Donnerstag, September 01, 2016

Von Experten und anderen Unwissenden


Eine gewisse Gutgläubigkeit ist in Ordnung. Mit ständigem Misstrauen kann man sich selbst die beste Stimmung gründlich versauen. Aber bitte: Gutgläubigkeit nicht mit Leichtgläubigkeit verwechseln! Und Vorsicht vor Experten!

Nicht jeder Experte ist ein Experte, auch wenn er so genannt wird oder sich selbst so nennt. Nicht jeder Politiker ist eine große Leuchte. Die Fähigkeit, einen Roman zu schreiben, bedeutet noch nicht, die ganze Welt erklären zu können. Und Redegewandtheit der Funk- und Fernsehgrößen und ihrer Gäste sagt oft gar nichts, auch wenn viel geredet wird.

Der Afrika-Experte Robert Kappel sieht im militärischen Vorgehen gegen Boko Haram in Nigeria nicht die Lösung. „Man muss die moderaten islamischen Führer gewinnen, um den Kampf aus sozialer und ideologischer Ebene aufzunehmen.“ Das liegt auf der Hand. Ist das Expertenwissen? Nein.

Der Terrorismus-Experte Rolf Tophoven meint, dass man aus den „Terrortagen in Paris gewisse Lehren ziehen könne. Gewisse Lehren? Der IS sei eine völlig neue Art einer Terrororganisation, äußerst lernfähig und innovativ. Welch überraschende Erkenntnisse!

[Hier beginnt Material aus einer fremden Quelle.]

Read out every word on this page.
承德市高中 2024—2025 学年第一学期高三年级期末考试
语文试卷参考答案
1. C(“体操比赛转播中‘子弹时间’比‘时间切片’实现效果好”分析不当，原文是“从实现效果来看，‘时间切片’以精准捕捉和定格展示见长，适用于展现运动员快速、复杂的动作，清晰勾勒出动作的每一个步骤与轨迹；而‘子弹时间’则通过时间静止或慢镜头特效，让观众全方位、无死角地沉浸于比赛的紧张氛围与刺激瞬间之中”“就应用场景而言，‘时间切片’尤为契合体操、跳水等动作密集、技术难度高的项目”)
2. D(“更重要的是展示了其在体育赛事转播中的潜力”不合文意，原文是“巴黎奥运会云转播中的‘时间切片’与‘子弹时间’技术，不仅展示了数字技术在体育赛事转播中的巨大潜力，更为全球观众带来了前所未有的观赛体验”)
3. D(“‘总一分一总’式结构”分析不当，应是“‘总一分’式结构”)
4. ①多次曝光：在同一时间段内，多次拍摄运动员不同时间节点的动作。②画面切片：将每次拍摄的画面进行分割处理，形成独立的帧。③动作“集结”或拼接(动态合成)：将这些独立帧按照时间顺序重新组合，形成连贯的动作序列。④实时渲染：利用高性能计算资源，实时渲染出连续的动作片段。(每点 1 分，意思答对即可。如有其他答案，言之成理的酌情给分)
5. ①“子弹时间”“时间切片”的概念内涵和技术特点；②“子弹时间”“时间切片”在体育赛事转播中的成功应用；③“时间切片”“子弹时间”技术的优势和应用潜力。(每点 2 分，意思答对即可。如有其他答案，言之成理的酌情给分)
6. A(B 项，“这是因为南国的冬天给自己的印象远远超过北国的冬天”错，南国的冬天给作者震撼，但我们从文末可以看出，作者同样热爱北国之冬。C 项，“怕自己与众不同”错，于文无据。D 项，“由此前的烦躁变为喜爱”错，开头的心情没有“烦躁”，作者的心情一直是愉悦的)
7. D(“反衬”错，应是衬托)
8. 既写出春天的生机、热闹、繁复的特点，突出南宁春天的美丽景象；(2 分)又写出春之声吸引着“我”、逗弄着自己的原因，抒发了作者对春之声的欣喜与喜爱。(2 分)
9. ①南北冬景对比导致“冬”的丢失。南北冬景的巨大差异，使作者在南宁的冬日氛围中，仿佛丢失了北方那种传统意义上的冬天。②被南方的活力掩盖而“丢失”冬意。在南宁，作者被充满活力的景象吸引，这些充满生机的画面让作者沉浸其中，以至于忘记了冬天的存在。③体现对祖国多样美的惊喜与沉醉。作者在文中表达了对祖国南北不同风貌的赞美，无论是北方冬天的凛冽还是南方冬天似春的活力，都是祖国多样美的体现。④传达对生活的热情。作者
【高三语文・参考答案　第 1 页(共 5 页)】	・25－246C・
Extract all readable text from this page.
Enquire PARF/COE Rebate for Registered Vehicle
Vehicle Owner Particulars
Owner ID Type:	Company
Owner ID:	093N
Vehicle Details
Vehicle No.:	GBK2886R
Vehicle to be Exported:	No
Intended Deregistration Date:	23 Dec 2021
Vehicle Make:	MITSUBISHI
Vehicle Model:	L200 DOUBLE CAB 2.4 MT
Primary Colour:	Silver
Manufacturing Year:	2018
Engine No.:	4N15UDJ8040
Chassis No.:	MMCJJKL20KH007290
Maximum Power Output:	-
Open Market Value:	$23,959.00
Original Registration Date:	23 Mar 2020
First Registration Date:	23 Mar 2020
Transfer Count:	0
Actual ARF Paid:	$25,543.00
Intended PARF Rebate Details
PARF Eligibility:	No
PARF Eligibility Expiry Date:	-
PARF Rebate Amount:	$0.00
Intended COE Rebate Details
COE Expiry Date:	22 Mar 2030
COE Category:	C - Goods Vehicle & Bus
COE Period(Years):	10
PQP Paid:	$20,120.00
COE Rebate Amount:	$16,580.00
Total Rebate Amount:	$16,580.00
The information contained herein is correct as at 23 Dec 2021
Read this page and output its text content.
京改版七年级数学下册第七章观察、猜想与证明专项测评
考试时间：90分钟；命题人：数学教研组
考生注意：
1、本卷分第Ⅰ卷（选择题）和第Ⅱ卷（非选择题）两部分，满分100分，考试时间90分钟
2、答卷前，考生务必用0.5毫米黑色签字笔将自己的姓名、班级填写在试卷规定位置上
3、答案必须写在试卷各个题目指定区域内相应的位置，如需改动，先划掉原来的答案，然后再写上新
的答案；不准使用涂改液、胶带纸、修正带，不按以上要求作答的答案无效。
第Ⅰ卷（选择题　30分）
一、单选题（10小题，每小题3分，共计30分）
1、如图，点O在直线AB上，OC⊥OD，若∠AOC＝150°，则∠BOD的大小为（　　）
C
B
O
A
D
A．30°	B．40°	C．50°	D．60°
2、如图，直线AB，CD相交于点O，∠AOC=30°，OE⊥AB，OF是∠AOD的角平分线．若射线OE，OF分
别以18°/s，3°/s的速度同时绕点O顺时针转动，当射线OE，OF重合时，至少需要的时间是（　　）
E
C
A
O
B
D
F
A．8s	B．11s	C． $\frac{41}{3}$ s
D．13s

Dann die Experten, die nicht so genannt und doch so angeboten werden, zum Beispiel die Deutschlandfunk-Korrespondentin Ursula Welter. Sie fasst die aktuelle Lage in Frankreich zusammen, heißt es. Das bedeutet: Sie weiß nicht mehr als wir alle, sie fasst das gemeinsame Nichtwissen zusammen. Zitat: „Der Verbleib von Abdelhamid Abaaoud, dem vermeintlichen Drahtzieher der Anschläge von Paris, ist weiter unklar. Ist er bereits tot oder noch auf der Flucht?“ Frau Welter weiß es nicht, wir wissen es nicht. Niemand weiß es. Diese aktuelle Lage ließe sich in einem Satz zusammenfassen. Aber so kurz können sich Experten nicht fassen.

Selbst wenn Politiker nichts Vernünftiges zu sagen haben, den Mund machen sie trotzdem auf. So äußert Bundestagsvizepräsidentin Claudia Roth „absolutes Vertrauen“ in die Richtigkeit der Entscheidung, das Fußballspiel Deutsch-land/Holland abzusagen. Sie konnte es sich aber nicht verkneifen, vor einer „permanten Einschränkung unseres Lebens“ zu warnen. Ja, was denn nun, Frau Roth? Kesse Lippe riskieren und dann kneifen? Oh du heldenhaftes Deutschland!

Deshalb: Augen und Ohren auf! Meinung als Meinung erkennen und nicht als der Weisheit letzter Schluss. Nicht von „großen Namen“ blenden lassen und schon gar nicht von Experten. Und wenn es wirklich mal darauf ankommt? Dann nicht zimperlich sein, sondern selbst den Experten geben. Keine Angst: Als Experte muss man nicht alles wissen, aber alles besser.